Y los hombres recolectan –con ilusión- acompañados de esa rapaz que se precipita desde arriba, rompiendo el aire. De la perdiz que canta medrosa en el frescor de las riberas. De la culebra que repta por el angosto camino. De la mariposa como un arlequín de colores, y en medio, el hombre va viviendo, disfrutando, compartiendo la vida, no llevando la muerte.
En la soledad de las noches, cuando me hallaba en mi habitación, yo solía meditar sobre las enseñanzas de Tomás. Comprendí la comunión ancestral gestada por el hombre, las mulas y la tierra, con la importante presencia del agua en una comarca como esta. Donde sus hombres y mujeres trabajan duro en armonía con la naturaleza y, donde cuidan y guardan sus tradiciones en lo profundo de su corazón; como la de los “Versos de los Quintos”. Donde cada quinto cuenta su corta existencia en verso; algo que se recuerda a lo largo de toda la vida como me explicó Tomás.
Y cómo olvidar aquella noche que, desde la cama, escuché al aire llenarse de bronce. Las campanas de la iglesia volteaban enloquecidas. A su vez, el viento comenzaba a traer humo y olor a chamusquina. Todos los vecinos del pueblo, salimos a la calle. Desde allí pudimos ver como el fuego arrasaba un pinar. Todos fueron a apagarlo. Aquella noche, transido por la impresión del destrozo, la realidad se impuso con violencia. De pronto, descubrí ese brutal y escandaloso desacuerdo entre la vida y la muerte. El incendio me explicaba la vida desde la muerte. Arrojaba a la cara de un niño –sin pudor- esta espantosa realidad. En ocasiones las imprudencias del hombre no sólo las paga él, sino, también los animales y las plantas.
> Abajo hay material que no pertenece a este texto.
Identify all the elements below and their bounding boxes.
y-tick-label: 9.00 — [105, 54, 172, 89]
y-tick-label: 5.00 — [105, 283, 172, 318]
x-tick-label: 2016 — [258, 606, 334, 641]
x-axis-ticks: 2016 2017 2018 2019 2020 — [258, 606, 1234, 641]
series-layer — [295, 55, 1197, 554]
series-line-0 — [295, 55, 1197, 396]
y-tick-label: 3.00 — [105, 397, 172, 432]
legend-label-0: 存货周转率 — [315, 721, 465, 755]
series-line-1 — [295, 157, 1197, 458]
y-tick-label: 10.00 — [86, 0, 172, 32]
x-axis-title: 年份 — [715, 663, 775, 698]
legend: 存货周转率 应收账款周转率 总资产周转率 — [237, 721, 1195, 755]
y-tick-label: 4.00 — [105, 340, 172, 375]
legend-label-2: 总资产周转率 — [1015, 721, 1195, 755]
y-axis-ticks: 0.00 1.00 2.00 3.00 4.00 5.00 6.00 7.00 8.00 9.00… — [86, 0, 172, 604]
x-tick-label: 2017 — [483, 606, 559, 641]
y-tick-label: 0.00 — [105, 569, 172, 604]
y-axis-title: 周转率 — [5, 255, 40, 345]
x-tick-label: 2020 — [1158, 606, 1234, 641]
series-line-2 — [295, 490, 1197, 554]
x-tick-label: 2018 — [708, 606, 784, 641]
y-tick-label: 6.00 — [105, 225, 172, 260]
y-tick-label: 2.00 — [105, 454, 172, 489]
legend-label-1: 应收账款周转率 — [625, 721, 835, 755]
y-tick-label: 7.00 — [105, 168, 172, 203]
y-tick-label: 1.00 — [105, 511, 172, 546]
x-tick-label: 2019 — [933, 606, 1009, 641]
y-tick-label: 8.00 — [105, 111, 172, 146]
Y entre baños en la playa, enseñanzas y vivencias por los campos, se fue el estío. El verano había concluido, debía retornar a la ciudad del norte para comenzar un nuevo curso. Se acababan las noches llenas de los misteriosos cantos de las aves nocturnas. Noches con las estrellas cayendo –porque caían- como una mansa lluvia sobre la llanura de Castronuño, de Castilla. La vida seguía. Unas aves venían y otras se iban, y con ellas se marchaban, tantas, tantas cosas, que aún hoy las guardo en mi corazón bajo la forma de melancólicos recuerdos. Han pasado muchos años desde la muerte de Tomás. Sus enseñanzas dejaron en mi corazón su impronta. Jamás he olvidado aquellas palabras con las que colmó generosamente mis ansias de aprender. Su trato fino y, conversación relampagueante, con que me fue leyendo lo que era la existencia, el amor a la tierra ¡A su tierra! ¡A Castronuño! En el verano más feliz de mi vida.